FDA Issues Emergency Authorization to Treat COVID-19 With Malaria Drugs

Health + Wellness

The outside of the Food and Drug Administration headquarters in White Oak, Md. on Nov. 9, 2015. Al Drago / CQ Roll Call

The U.S. Food and Drug Administration has approved the use of two malarial drugs to treat and prevent COVID-19, the respiratory infection caused by the SARS-CoV-2 coronavirus, despite only anecdotal evidence that either is proven effective in treating or slowing the progression of the disease in seriously ill patients.


Under the emergency use authorization (EUA), millions of doses will be made available to doctors’ patients through a Strategic National Stockpile “to be distributed and prescribed by doctors to hospitalized teen and adult patients with COVID-19, as appropriate, when a clinical trial is not available or feasible,” announced the U.S. Department of Health and Human Services in a statement.

In laboratory studies, the oral prescription drugs have shown “activity” against coronaviruses, including SARS-CoV-2. As of now, the drugs are only approved to treat malaria and other diseases like arthritis.

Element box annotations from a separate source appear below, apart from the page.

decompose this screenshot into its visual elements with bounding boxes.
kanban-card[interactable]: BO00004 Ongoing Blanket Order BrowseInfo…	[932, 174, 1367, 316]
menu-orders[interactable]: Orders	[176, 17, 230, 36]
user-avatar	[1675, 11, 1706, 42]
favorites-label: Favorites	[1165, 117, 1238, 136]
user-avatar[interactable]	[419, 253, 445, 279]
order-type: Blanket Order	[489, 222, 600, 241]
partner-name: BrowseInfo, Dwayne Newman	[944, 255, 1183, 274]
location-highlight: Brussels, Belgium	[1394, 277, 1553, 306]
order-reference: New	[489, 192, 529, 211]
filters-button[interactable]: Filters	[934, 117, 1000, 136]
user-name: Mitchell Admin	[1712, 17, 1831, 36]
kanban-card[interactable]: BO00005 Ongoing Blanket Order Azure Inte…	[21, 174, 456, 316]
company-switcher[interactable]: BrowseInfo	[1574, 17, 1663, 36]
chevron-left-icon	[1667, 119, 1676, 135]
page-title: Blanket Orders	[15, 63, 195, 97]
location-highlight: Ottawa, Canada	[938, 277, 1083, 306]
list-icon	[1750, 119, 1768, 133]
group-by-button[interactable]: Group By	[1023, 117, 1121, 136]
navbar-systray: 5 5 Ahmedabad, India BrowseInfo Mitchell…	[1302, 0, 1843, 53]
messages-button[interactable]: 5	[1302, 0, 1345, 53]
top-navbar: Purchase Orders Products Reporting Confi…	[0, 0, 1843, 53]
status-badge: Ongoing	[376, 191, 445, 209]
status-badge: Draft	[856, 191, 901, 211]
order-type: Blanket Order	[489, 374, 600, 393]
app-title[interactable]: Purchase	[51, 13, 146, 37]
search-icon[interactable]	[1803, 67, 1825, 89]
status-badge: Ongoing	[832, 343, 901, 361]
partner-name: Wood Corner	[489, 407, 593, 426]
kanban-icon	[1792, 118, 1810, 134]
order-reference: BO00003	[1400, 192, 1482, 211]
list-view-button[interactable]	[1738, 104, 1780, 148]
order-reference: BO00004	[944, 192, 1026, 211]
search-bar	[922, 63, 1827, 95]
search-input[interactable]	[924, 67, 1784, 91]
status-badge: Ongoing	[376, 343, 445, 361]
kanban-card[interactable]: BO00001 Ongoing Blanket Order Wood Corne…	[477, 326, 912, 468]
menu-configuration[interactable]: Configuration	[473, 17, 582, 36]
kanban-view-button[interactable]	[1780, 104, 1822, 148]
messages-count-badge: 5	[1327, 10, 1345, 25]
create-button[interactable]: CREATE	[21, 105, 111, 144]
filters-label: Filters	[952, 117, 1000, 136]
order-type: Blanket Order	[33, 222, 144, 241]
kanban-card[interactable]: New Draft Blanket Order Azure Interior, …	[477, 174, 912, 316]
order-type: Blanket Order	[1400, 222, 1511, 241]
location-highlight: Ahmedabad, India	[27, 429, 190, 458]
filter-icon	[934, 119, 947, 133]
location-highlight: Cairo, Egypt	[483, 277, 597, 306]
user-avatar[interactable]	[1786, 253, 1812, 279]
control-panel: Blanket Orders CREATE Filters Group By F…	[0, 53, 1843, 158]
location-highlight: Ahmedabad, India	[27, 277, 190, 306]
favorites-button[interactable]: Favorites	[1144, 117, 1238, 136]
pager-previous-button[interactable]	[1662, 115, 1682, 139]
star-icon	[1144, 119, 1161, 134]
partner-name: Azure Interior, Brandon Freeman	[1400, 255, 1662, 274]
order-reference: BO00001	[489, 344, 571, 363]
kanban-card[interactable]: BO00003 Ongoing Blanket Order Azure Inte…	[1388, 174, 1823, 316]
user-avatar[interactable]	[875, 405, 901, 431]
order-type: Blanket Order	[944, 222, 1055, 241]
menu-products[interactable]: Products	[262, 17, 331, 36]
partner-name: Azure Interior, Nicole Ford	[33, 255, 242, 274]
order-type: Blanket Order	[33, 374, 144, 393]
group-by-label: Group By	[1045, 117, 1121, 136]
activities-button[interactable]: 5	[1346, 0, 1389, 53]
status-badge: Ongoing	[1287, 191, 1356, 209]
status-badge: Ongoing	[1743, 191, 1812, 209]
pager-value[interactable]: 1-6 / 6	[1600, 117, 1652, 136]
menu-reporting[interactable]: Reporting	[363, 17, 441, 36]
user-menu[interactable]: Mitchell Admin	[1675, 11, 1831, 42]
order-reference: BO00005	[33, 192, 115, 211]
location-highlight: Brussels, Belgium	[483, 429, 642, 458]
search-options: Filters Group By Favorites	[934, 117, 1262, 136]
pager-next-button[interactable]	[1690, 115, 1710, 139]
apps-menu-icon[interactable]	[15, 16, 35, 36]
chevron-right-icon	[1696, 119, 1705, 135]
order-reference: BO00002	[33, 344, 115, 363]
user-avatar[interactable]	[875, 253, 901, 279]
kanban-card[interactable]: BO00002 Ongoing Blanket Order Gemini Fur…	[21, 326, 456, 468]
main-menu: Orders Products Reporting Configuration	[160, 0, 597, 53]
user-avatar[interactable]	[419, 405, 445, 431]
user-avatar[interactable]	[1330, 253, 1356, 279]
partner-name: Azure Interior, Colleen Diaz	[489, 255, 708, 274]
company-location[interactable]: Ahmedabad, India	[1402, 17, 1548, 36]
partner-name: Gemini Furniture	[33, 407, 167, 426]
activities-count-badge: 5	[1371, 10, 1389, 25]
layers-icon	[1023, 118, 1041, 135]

“Clinical trials are needed to provide scientific evidence that these treatments are effective,” adds DHHS. To determine whether either drug may be effective against the virus, a number of studies are currently ongoing. At the University of Washington, for example, researchers are working to determine whether hydroxychloroquine can prevent transmission in people exposed to the virus.

“We currently don’t know if hydroxychloroquine works, but we will learn in as short a timeframe as possible what the outcome is,” said principal investigator Ruanne Barnabas, associate professor of global health in the University of Washington schools of Medicine and Public Health. The Centers for Disease Control and Preventions (CDC) adds that hydroxychloroquine is available by prescription only and may react with other drugs. As such, it should be used under the discretion of a doctor.

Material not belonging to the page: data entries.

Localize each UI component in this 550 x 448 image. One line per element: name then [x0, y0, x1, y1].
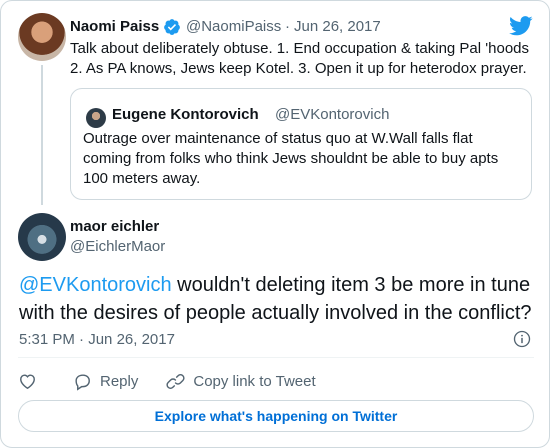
main-tweet-text: @EVKontorovich wouldn't deleting item 3 … — [19, 271, 539, 327]
link-icon — [166, 373, 185, 389]
quoted-text-line-3: 100 meters away. — [83, 170, 201, 187]
parent-text-line-1: Talk about deliberately obtuse. 1. End o… — [70, 40, 530, 57]
copy-link-label: Copy link to Tweet — [193, 372, 316, 390]
thread-connector-line — [41, 65, 43, 205]
main-text-line-2: with the desires of people actually invo… — [19, 302, 532, 324]
copy-link-button[interactable]: Copy link to Tweet — [166, 372, 316, 391]
reply-button[interactable]: Reply — [73, 372, 138, 391]
quoted-author-handle: @EVKontorovich — [275, 106, 390, 123]
parent-tweet-text: Talk about deliberately obtuse. 1. End o… — [70, 39, 540, 79]
tweet-time: 5:31 PM — [19, 331, 75, 348]
quoted-tweet-text: Outrage over maintenance of status quo a… — [83, 129, 523, 189]
parent-author-name[interactable]: Naomi Paiss — [70, 18, 159, 35]
heart-icon — [20, 373, 35, 389]
tweet-actions-bar: Reply Copy link to Tweet — [18, 369, 344, 393]
reply-icon — [75, 373, 90, 391]
timestamp-separator-dot: · — [79, 331, 85, 348]
quoted-author-name: Eugene Kontorovich — [112, 106, 259, 123]
parent-text-line-2: 2. As PA knows, Jews keep Kotel. 3. Open… — [70, 60, 527, 77]
parent-separator-dot: · — [285, 18, 290, 35]
avatar-eugene-kontorovich — [86, 108, 106, 128]
quoted-tweet-card[interactable]: Eugene Kontorovich @EVKontorovich Outrag… — [70, 88, 532, 200]
main-text-line-1-rest: wouldn't deleting item 3 be more in tune — [171, 274, 531, 296]
parent-author-handle[interactable]: @NaomiPaiss — [186, 18, 281, 35]
explore-twitter-button[interactable]: Explore what's happening on Twitter — [18, 400, 534, 432]
twitter-bird-logo-icon[interactable] — [509, 16, 533, 36]
avatar-naomi-paiss[interactable] — [18, 13, 66, 61]
avatar-maor-eichler[interactable] — [18, 213, 66, 261]
divider-above-actions — [18, 357, 534, 358]
quoted-text-line-1: Outrage over maintenance of status quo a… — [83, 130, 473, 147]
main-author-name[interactable]: maor eichler — [70, 218, 159, 235]
tweet-timestamp[interactable]: 5:31 PM · Jun 26, 2017 — [19, 331, 175, 348]
tweet-date: Jun 26, 2017 — [88, 331, 175, 348]
like-button[interactable] — [18, 372, 45, 391]
verified-badge-icon — [164, 19, 180, 35]
embedded-tweet-card: Naomi Paiss @NaomiPaiss · Jun 26, 2017 T… — [0, 0, 550, 448]
mention-link[interactable]: @EVKontorovich — [19, 274, 172, 296]
info-icon[interactable] — [513, 330, 531, 348]
quoted-text-line-2: coming from folks who think Jews shouldn… — [83, 150, 499, 167]
parent-tweet-date[interactable]: Jun 26, 2017 — [294, 18, 381, 35]
main-text-line-1: @EVKontorovich wouldn't deleting item 3 … — [19, 271, 539, 299]
reply-label: Reply — [100, 372, 139, 390]
main-author-handle[interactable]: @EichlerMaor — [70, 238, 165, 255]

Similarly, chloroquine phosphate is only available in the U.S. by prescription for the treatment of malaria, according to the CDC. In recent weeks, several studies aimed at understanding the efficacy and safety of chloroquine found that there is “pre-clinical evidence of effectiveness and evidence of safety from long-term clinical use.”

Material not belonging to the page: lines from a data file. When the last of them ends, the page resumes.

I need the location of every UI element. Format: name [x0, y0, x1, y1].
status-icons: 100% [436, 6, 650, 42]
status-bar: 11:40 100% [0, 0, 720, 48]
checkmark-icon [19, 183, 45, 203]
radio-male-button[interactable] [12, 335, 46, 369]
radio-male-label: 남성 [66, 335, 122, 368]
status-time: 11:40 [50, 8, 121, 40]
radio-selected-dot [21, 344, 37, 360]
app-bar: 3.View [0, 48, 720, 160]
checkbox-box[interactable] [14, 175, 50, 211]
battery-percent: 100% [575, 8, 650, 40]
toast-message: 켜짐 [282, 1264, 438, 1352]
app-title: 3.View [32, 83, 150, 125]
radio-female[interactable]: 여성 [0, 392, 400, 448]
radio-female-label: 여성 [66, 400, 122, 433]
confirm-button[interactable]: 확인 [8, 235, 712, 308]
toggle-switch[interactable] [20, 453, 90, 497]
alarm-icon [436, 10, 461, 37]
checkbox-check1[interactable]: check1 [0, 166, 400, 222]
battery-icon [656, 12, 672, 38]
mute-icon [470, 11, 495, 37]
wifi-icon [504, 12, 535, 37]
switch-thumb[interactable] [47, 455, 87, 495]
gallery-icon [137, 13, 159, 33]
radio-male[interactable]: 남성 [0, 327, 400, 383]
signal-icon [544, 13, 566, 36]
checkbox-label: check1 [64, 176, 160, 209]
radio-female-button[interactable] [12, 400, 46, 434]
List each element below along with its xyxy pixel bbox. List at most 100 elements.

However, neither drug has been approved yet for treating or preventing COVID-19. The CDC has warned against the misuse of chloroquine without direction of a doctor after at least two people who ingested non-pharmaceutical chloroquine phosphate – used in aquarium and available for purchase for use in aquariums and online.

On average, it takes 12 years for the FDA to approve a new drug. For existing drugs that have already undergone safety studies, that timeframe may vary. Generally, FDA approval comes in three phases: the first which tests safety in humans and lasts about a year, the second that assesses the drug’s effectiveness and takes about two years, and the third which monitors and evaluates effectiveness and adverse reactions in a large population, which requires three years. The fast-track is in response to the rapidly increasing cases and death rate currently being seen in COVID-19 cases, allowing doctors and patients have access to “unapproved medical countermeasure or unapproved uses” of these measures to “prepare for and respond to chemical, biological, radiological, and nuclear threats.”

“An EUA may be issued if the FDA determines that, among other criteria, the known and potential benefits of the product, when used to diagnose, prevent, or treat the identified disease or condition, outweigh the known and potential risks of the product, and there are no adequate, approved, available alternatives. Emergency access to a medical product under an EUA is separate from use of a medical product under an investigational drug application,” adds the DHHS.

The FDA concludes that the EUA will require that fact sheets be provided to healthcare providers and patients about using chloroquine phosphate and hydroxychloroquine sulfate to treat COVID-19, which includes the risks and possible drug interactions.